空少過來提醒,前方有雲層,飛機會顛簸,建議回座位扣好安全帶。
楊千語一把奪過藥瓶,「你回去坐著吧,我餵他吃藥。」
王城心想巴不得,立刻轉身回座位。
楊千語拿過藥瓶看了看,皺眉:「這上面寫著一次服用一片,你吃兩片會不會多了?這樣對身體……」
「三片吧……」
「什麼?」她一臉的不贊成,「你不要命了?現在是在飛機上,你這麼吃萬一出了問題……」
男人睜開眼眸,看向她,神情慘澹的俊臉居然還露出一抹笑來,「放心,來的時候也這麼吃的,死不了。」
楊千語瞪他一眼,糾結著擰開藥瓶,倒出兩片,猶豫……
「你再磨嘰會兒,我都要疼暈過去了。」
她一咬牙,倒出三片遞給男人。
「餵我。」
她抬眸再瞪。
男人也不急,就那麼眼神迷離地看著她。
真是……拿他沒辦法!
她只好把藥片塞進男人嘴裡,擰開瓶裝水小心餵到他嘴邊。
超過劑量服用,楊千語是真的很擔心,所以餵他吃了藥也沒有靠回座位,而是一直側身緊緊盯著他,觀察著他的反應。

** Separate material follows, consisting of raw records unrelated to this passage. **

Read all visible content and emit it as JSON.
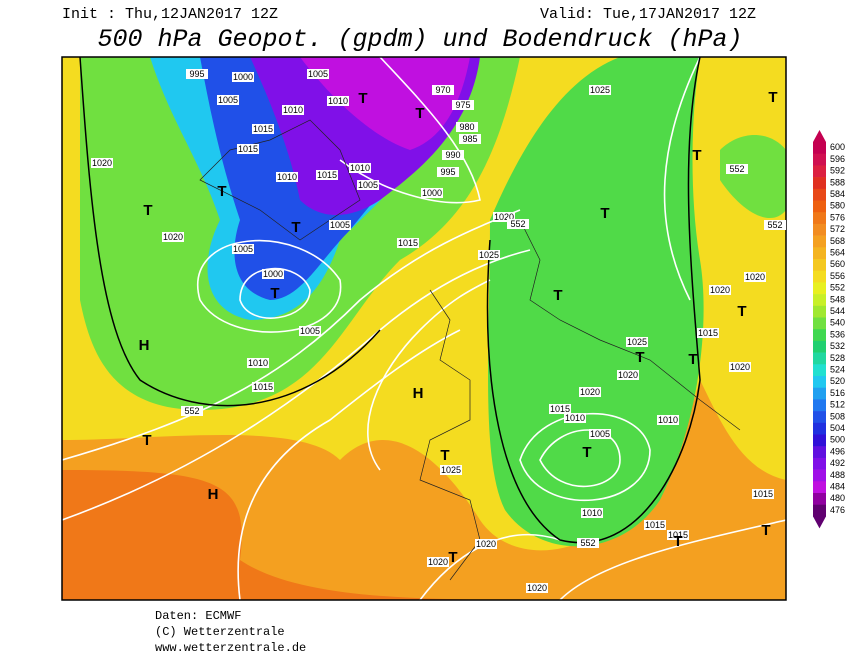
{
  "header": {
    "init": "Init : Thu,12JAN2017 12Z",
    "valid": "Valid: Tue,17JAN2017 12Z",
    "title": "500 hPa Geopot. (gpdm) und Bodendruck (hPa)"
  },
  "colorbar": {
    "values": [
      600,
      596,
      592,
      588,
      584,
      580,
      576,
      572,
      568,
      564,
      560,
      556,
      552,
      548,
      544,
      540,
      536,
      532,
      528,
      524,
      520,
      516,
      512,
      508,
      504,
      500,
      496,
      492,
      488,
      484,
      480,
      476
    ],
    "colors": [
      "#c40050",
      "#d01050",
      "#dc2040",
      "#e03020",
      "#e84818",
      "#ee6010",
      "#f07818",
      "#f28c20",
      "#f4a020",
      "#f4b420",
      "#f4c820",
      "#f4dc20",
      "#e8f020",
      "#c8f028",
      "#a0e830",
      "#70e040",
      "#40d850",
      "#20d070",
      "#20d8a0",
      "#20e0d0",
      "#20c8f0",
      "#20a0f0",
      "#2078f0",
      "#2050e8",
      "#2030e0",
      "#3010d8",
      "#6010e0",
      "#8010e8",
      "#a010e8",
      "#c010e0",
      "#9000a0",
      "#600070"
    ]
  },
  "map_labels": [
    995,
    1000,
    1005,
    1010,
    1015,
    1015,
    1010,
    1015,
    1010,
    1005,
    1005,
    1000,
    995,
    990,
    985,
    980,
    975,
    970,
    1005,
    1010,
    1025,
    1020,
    1020,
    1005,
    1000,
    1005,
    1010,
    1015,
    552,
    1015,
    1020,
    552,
    1025,
    552,
    552,
    1020,
    1020,
    1015,
    1025,
    1020,
    1020,
    1020,
    1015,
    1010,
    1005,
    1010,
    1025,
    1010,
    1015,
    1015,
    1015,
    552,
    1020,
    1020,
    1020
  ],
  "centers": [
    "T",
    "T",
    "T",
    "T",
    "T",
    "T",
    "H",
    "T",
    "H",
    "H",
    "T",
    "T",
    "T",
    "T",
    "T",
    "T",
    "T",
    "T",
    "T",
    "T",
    "T",
    "T"
  ],
  "footer": [
    "Daten: ECMWF",
    "(C) Wetterzentrale",
    "www.wetterzentrale.de"
  ]
}
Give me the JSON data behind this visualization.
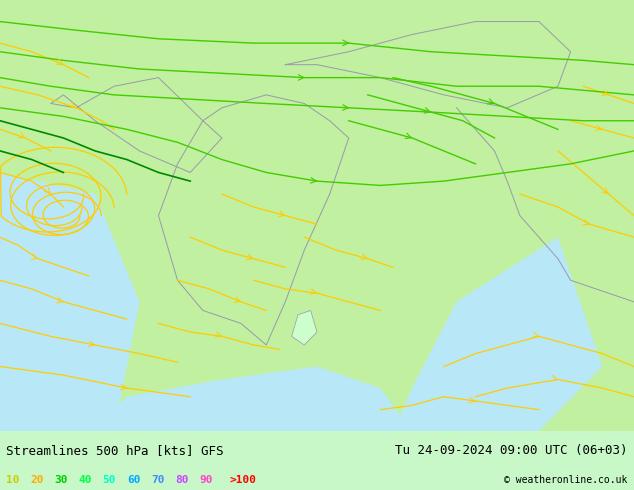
{
  "title_left": "Streamlines 500 hPa [kts] GFS",
  "title_right": "Tu 24-09-2024 09:00 UTC (06+03)",
  "copyright": "© weatheronline.co.uk",
  "legend_values": [
    "10",
    "20",
    "30",
    "40",
    "50",
    "60",
    "70",
    "80",
    "90",
    ">100"
  ],
  "legend_colors": [
    "#ffff00",
    "#ffcc00",
    "#00cc00",
    "#00ff00",
    "#00ffcc",
    "#00ccff",
    "#0066ff",
    "#cc00ff",
    "#ff00cc",
    "#ff0000"
  ],
  "bg_color": "#aaffaa",
  "land_color": "#ccffcc",
  "sea_color": "#aaddff",
  "streamline_colors": {
    "slow": "#ffcc00",
    "medium": "#00cc00",
    "fast": "#006600"
  },
  "figsize": [
    6.34,
    4.9
  ],
  "dpi": 100,
  "map_bg": "#b8f0b8",
  "title_fontsize": 9,
  "legend_fontsize": 8,
  "copyright_fontsize": 7
}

封墨言依然蹙眉,俊逸帥氣的臉龐整個緊繃,喉結時而滑動,也透著一股痛楚。
楊千語一顆心緊緊懸起。
這是在半空中,腳不著地的,要是他出什麼事,耽誤了治療……
封墨言雖閉著眼,卻也感覺到女人一直投注在他身上的目光。
等藥效發揮作用,身體上的疼痛逐漸減輕之後,他才睜開眼眸,頭也微微豎起一些。
「怎麼了?」他明知故問。
楊千語眨眨眼,收回視線,「沒什麼……」
「你要是真心疼我,不如讓我抱抱。」
楊千語又倏地看過去。
這混蛋,剛剛好受一點就開始耍流氓了?
他笑了笑,「真話……抱著你,雖不能緩解身體上的疼痛,可心理上……會覺得無比滿足,那間接地……也能安撫下身體上的痛吧?」
楊千語聽他一本正經地瞎說,淡淡瞥了眼,「我以為我昨天已經把話說清楚了。」
昨天她態度鮮明,所以惹得這傢伙不高興,兩人還冷戰了一晚。
怎麼現在他又全都忘了?
封墨言扯了扯唇,伸手拿過她的手捏在掌心,喟嘆道:「你跟我說的狠話還少嗎?我哪句當真了?」
「……」
呵!他倒還知道自己厚臉皮。
兩人靜靜地互視著,突然,飛機一震,進入了雲雨區。
窗外電閃雷鳴,頗為嚇人,楊千語驚得渾身汗毛直立,而前一刻還在跟她調情的男人,手掌一緊,身體也緊繃起來。
「你怎麼了?」她急問。
「沒事,放心吧,吃了藥,撐得住。」
話雖如此,可他身體的反應說明了一切。
楊千語顧不得多想,暗暗一咬牙,把腰間安全帶拉鬆了一點,整個人越過座椅中間的空隙,伏到他胸前。
封墨言抬手將她抱住,眉心痛苦地擰緊時,嘴角卻勾著愉悅笑意。
兩人緊緊相擁,說不清到底是誰需要誰,又或者——是他們彼此需要,互相慰藉。